Hebdige’s ‘Subculture: The Unnatural Break’: a Review

Subculture - Image from http://subculture.freshsauce.co.uk/Dick Hebdige’s ‘Subculture: The Unnatural Break’ explores the ways in which subcultures represent challenges to the established social order and examines how subcultures are incorporated into ‘mainstream’ society (Hebdige 1979, p. 92). In the following paper I provide a brief summary of Hebdige’s thesis and analyse his main supporting arguments.

‘Subculture: The Unnatural Break’ appears as chapter six of Hebdige’s Subculture: The Meaning of Style and attempts to situate the phenomena that is subculture against ‘mainstream’ society (ibid.). Hebdige doesn’t just establish a binary of subculture against ‘mainstream’ society, however, but argues that subculture is an aspect of ‘mainstream’ society (Hebdige 1979, p 97). It is this complicated relationship between subculture and ‘mainstream’ society that Hebdige addresses with this chapter.

Hebdige presents an argument given by Stuart Hall that the media, as an institution of ‘mainstream’ society, has two, always dominant, relationships with subcultures: as a recorder of resistance, and as a tool that ’situates’ the subculture within the dominant or ‘mainstream’ framework of meanings (Hebdige 1979, p. 94). Hebdige establishes early on that there is a relationship of domination and subordination, a top down (de)valuing of subcultures, that is enforced via the dominant or ‘mainstream’ society upon the various subcultures. This approach, Hebdige argues, is to recuperate the deviant subculture back into ‘mainstream’ society (ibid.).
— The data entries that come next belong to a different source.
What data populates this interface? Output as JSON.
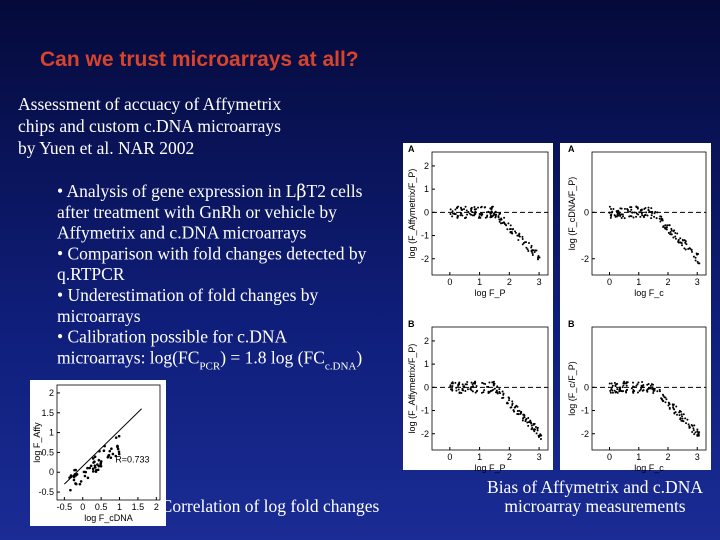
{
  "title": "Can we trust microarrays at all?",
  "intro": [
    "Assessment of accuacy of Affymetrix",
    "chips and custom c.DNA microarrays",
    "by Yuen et al. NAR 2002"
  ],
  "bullets": [
    [
      {
        "t": "• Analysis of gene expression in L"
      },
      {
        "t": "β",
        "sym": true
      },
      {
        "t": "T2 cells"
      }
    ],
    [
      {
        "t": "after treatment with GnRh or vehicle by"
      }
    ],
    [
      {
        "t": "Affymetrix and c.DNA microarrays"
      }
    ],
    [
      {
        "t": "• Comparison with fold changes detected by"
      }
    ],
    [
      {
        "t": "q.RTPCR"
      }
    ],
    [
      {
        "t": "• Underestimation of fold changes by"
      }
    ],
    [
      {
        "t": "microarrays"
      }
    ],
    [
      {
        "t": "• Calibration possible for c.DNA"
      }
    ],
    [
      {
        "t": "microarrays: log(FC"
      },
      {
        "t": "PCR",
        "sub": true
      },
      {
        "t": ") = 1.8 log (FC"
      },
      {
        "t": "c.DNA",
        "sub": true
      },
      {
        "t": ")"
      }
    ]
  ],
  "captions": {
    "correlation": "Correlation of log fold changes",
    "bias": [
      "Bias of Affymetrix and c.DNA",
      "microarray measurements"
    ]
  },
  "figures": [
    {
      "label": "A",
      "ylabel": "log (F_Affymetrix/F_P)",
      "xlabel": "log F_P",
      "xlim": [
        -0.6,
        3.3
      ],
      "ylim": [
        -2.7,
        2.6
      ],
      "yticks": [
        2,
        1,
        0,
        -1,
        -2
      ],
      "xticks": [
        0,
        1,
        2,
        3
      ]
    },
    {
      "label": "A",
      "ylabel": "log (F_cDNA/F_P)",
      "xlabel": "log F_c",
      "xlim": [
        -0.6,
        3.3
      ],
      "ylim": [
        -2.7,
        2.6
      ],
      "yticks": [
        0,
        -2
      ],
      "xticks": [
        0,
        1,
        2,
        3
      ]
    },
    {
      "label": "B",
      "ylabel": "log (F_Affymetrix/F_P)",
      "xlabel": "log F_P",
      "xlim": [
        -0.6,
        3.3
      ],
      "ylim": [
        -2.7,
        2.6
      ],
      "yticks": [
        2,
        1,
        0,
        -1,
        -2
      ],
      "xticks": [
        0,
        1,
        2,
        3
      ]
    },
    {
      "label": "B",
      "ylabel": "log (F_c/F_P)",
      "xlabel": "log F_c",
      "xlim": [
        -0.6,
        3.3
      ],
      "ylim": [
        -2.7,
        2.6
      ],
      "yticks": [
        0,
        -1,
        -2
      ],
      "xticks": [
        0,
        1,
        2,
        3
      ]
    }
  ],
  "correlation_plot": {
    "ylabel": "log F_Affy",
    "xlabel": "log F_cDNA",
    "annotation": "R=0.733",
    "xlim": [
      -0.7,
      2.1
    ],
    "ylim": [
      -0.7,
      2.2
    ],
    "yticks": [
      2,
      1.5,
      1,
      0.5,
      0,
      -0.5
    ],
    "xticks": [
      -0.5,
      0,
      0.5,
      1,
      1.5,
      2
    ]
  }
}
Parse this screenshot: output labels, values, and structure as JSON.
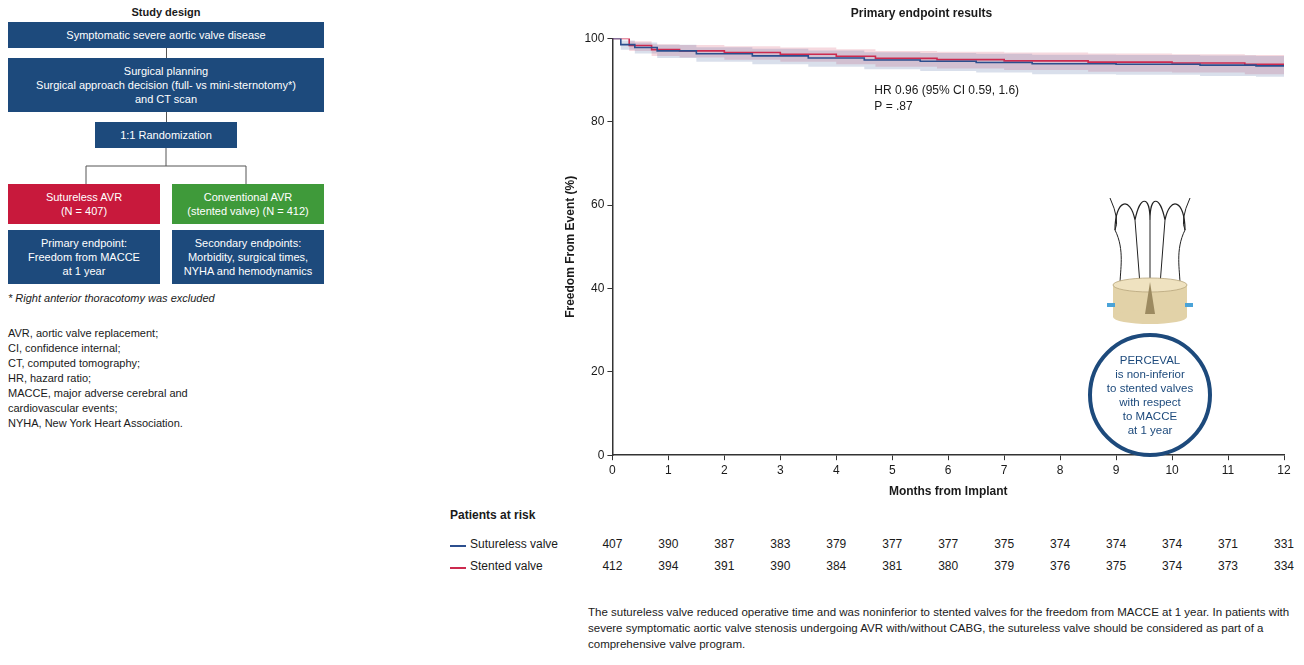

Hebdige presents what he argues are the two forms of this recuperation process: taking subcultural signs (i.e. forms of music, dress, makeup etc.) and converting them into mass-produced commodity items (the commodity form of recuperation); and (re)defining deviant behaviour (subcultural behavioural norms) and labeling it by dominant, ‘mainstream’, social groups such as the media, the judiciary and the police (the ideological form of recuperation) (ibid.). Hebdige’s treatment of this process is well balanced, especially his analysis of the ideological form of recuperation, in which he argues that some sociologists, notably Stan Cohen, have presented sophisticated transactional models of deviant behaviour, but that these accounts nevertheless overlook the subtleties through which these deviant behaviours, these subcultures, are isolated and contained (Hebdige 1979, p. 97).

Hebdige separates his ideological form of recuperation into a further two ‘basic strategies’ of containment inspired by Roland Barthes’ ideas surrounding ‘identification’. The first of these follows a general position articulated throughout the earlier portions of Hebdige’s chapter, that the subculture becomes trivialised, naturalised, and domesticated. That the differences between the ‘mainstream’ and the subculture are denied, that there is no longer an Other (ibid.). The Other is not removed in any physical sense, or even incorporated in any physical sense, but the existence of the Other is simply denied: the Other has always been the Same and was simply mistaken as Other.

The second strategy is that the subculture is enforced as ‘meaningless exotica’ (ibid.). The subculture becomes the object of the ‘mainstream’; and like a bird in a cage, the subculture cannot reach the boundaries of the ‘mainstream’. In this way, the differences between the ‘mainstream’ and the subculture are simply beyond analysis (ibid.).

Hebdige presents an interesting example of the punk subculture in from the 1970’s and illustrates the various techniques that the ‘mainstream’ utilised in dealing with it (Hebdige 1979, pp. 97 – 99). It is apparent that both aspects of the ideological form of recuperation were utilised along with the commodity form of recuperation. Hebdige illustrates how punks were simultaneously depicted in the media as both ‘meaningless exotica’ and as members of the ‘mainstream’ (as ordinary family members); and how punk culture, particularly punk music, was commodified and capitalised upon by ‘mainstream’ record companies (ibid.). This example of the punk subculture is utilised by Hebdige to illustrate how the ideological and commodity forms of recuperation are not mutually exclusive – the becoming of punk music into ‘mainstream’ musical norms and capital was used by the media to illustrate how punks were ‘only human after all’ (Hebdige 1979, p. 99).

Hebdige’s treatment of how subcultures are dealt with by the ‘mainstream’ is both well articulated and balanced. He doesn’t simply follow a single line of argument, nor ignore opposing points of view, but incorporates criticism where it is needed. The various nuances of the power relations between ‘mainstream’ society and subcultures, and the various means which the ‘mainstream’ utilise in dealing with, and explaining away, subcultures, are well presented.

References

Hebdige, D 1979, ‘Subculture: The Unnatural Break‘, in Subculture: The Meaning of Style, Methuen & Co. Ltd., pp. 90 – 99.